Baru – baru ini warga PERPAG bersama tim peneliti karstologi berhasil menemukan fakta terbaru, bahwa ternyata aliran sungai-sungai bawah tanah di pegunungan karst Gombong terbukti melintasi area IUP yang akan
direncanakan oleh Pt Semen Gombong untuk operasi penambangan, bahkan sungai-sungai itu pula melintasi di
bawah pemukiman penduduk.
Tidak seperti yang pernah diisukan sebelumnya oleh beberapa oknum yang pro pertambangan bahwa aliran sungai di kawasan karst berputar diluar melingkari area IUP Pt Semen Gombong
ternyata adalah upaya manipulasi fakta.
Namundari pengusuan pemda yang cacat hukum di Tahun 2013 tersebut.
Pada aksi 25Oktober tersebut selain warga menuntut agar dicabutnya perpanjangan IUP PT. Semen Gombong serta menolak rencana revisi Perda RTRW yang akan menjadikan 8,05Km2 untuk wilayah pertambangan, warga pula menuntut kepada Bupati Kebumen untuk diusulkan kembali kepada Kementrian ESDM sebagai kawasan lindung ekosistem karst, namun hingga kini tidak ada upaya sedikitpun dari Pemeritah Kabupaten Kebumen untuk
mengembalikan kembali kawasan lindung KBAK yang telah hilang tersebut, bahkan terkesan melindungi
kepentingan korporasi yang akan merusak kelestarian KBAK Gombong.
Adi H Budiawan dari perpag dalam rilisnya menyatakan bahwa proses mediasi yang sengit dan alot hingga jam 4 Sore, aksi 25Oktober tersebut dihasilkan suatu
kesepakatan yakni:
1. Pemda akan melakukan pembentukan tim untuk penyelidikan Kawasan Karst sesuai perundang-undangan
yang berlaku guna pengusulan kembali KBAK Gombong selambat-lambatnya 8 November 2018, dan
2. DPRD akan memastikan dinas Pemda Kab.
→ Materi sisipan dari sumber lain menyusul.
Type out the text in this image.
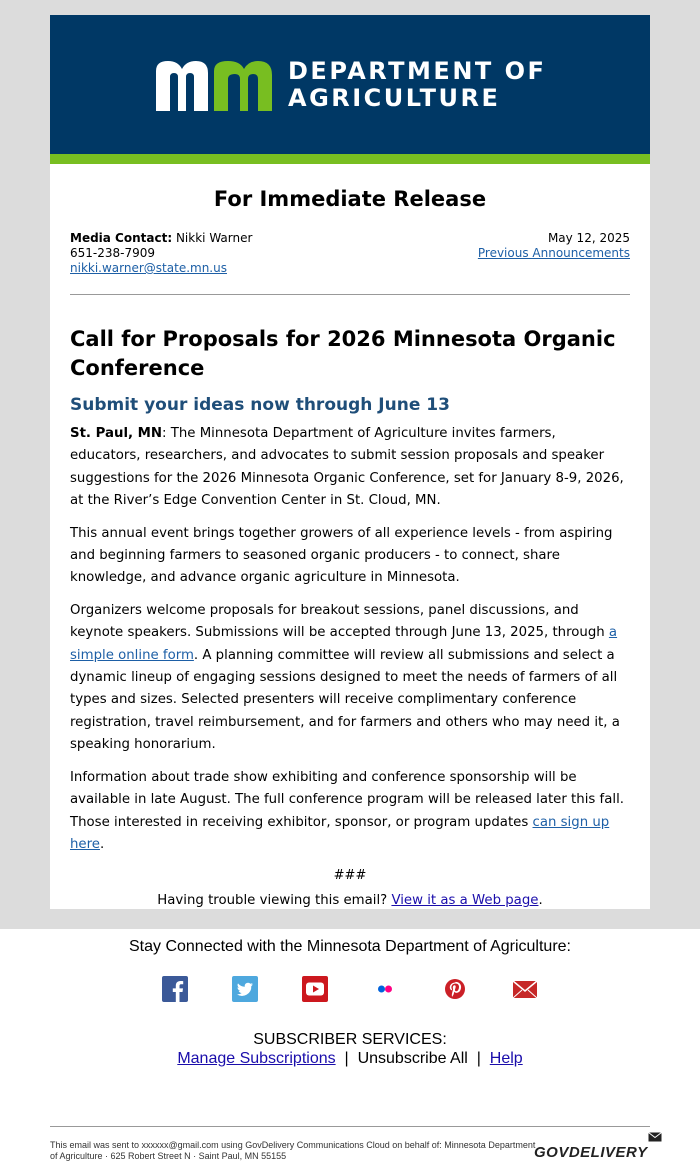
DEPARTMENT OF
AGRICULTURE
For Immediate Release
Media Contact: Nikki Warner
651-238-7909
nikki.warner@state.mn.us
May 12, 2025
Previous Announcements
Call for Proposals for 2026 Minnesota Organic Conference
Submit your ideas now through June 13

St. Paul, MN: The Minnesota Department of Agriculture invites farmers, educators, researchers, and advocates to submit session proposals and speaker suggestions for the 2026 Minnesota Organic Conference, set for January 8-9, 2026, at the River’s Edge Convention Center in St. Cloud, MN.

This annual event brings together growers of all experience levels - from aspiring and beginning farmers to seasoned organic producers - to connect, share knowledge, and advance organic agriculture in Minnesota.

Organizers welcome proposals for breakout sessions, panel discussions, and keynote speakers. Submissions will be accepted through June 13, 2025, through a simple online form. A planning committee will review all submissions and select a dynamic lineup of engaging sessions designed to meet the needs of farmers of all types and sizes. Selected presenters will receive complimentary conference registration, travel reimbursement, and for farmers and others who may need it, a speaking honorarium.

Information about trade show exhibiting and conference sponsorship will be available in late August. The full conference program will be released later this fall. Those interested in receiving exhibitor, sponsor, or program updates can sign up here.

###
Having trouble viewing this email? View it as a Web page.
Stay Connected with the Minnesota Department of Agriculture:
SUBSCRIBER SERVICES:
Manage Subscriptions  |  Unsubscribe All  |  Help
This email was sent to xxxxxx@gmail.com using GovDelivery Communications Cloud on behalf of: Minnesota Department of Agriculture · 625 Robert Street N · Saint Paul, MN 55155	GOVDELIVERY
Kebumen sebagai mana point 1 (satu) di atas dan membantu
berkomunikasi dengan Bupati dalam memastikan peninjauan kembali KBAK.
Pada dasarnya hasil capaian warga pada aksi 25 Oktober 2018 lalu akan sia – sia karena sangat rawannya penyelewengan dari kesepakatan diatas,
Sudah menjadi tugas kita semua sebagai manusia yang masih ingin tetap
melestarikan bumi tempat bermain, dan berlindung anak-cucu ini sirna secara turun-temurun hingga tidak ada lagi
peradaban manusia di atas bumi kita tercinta ini, untuk tetap mengawal dan mengawasinya. (SH).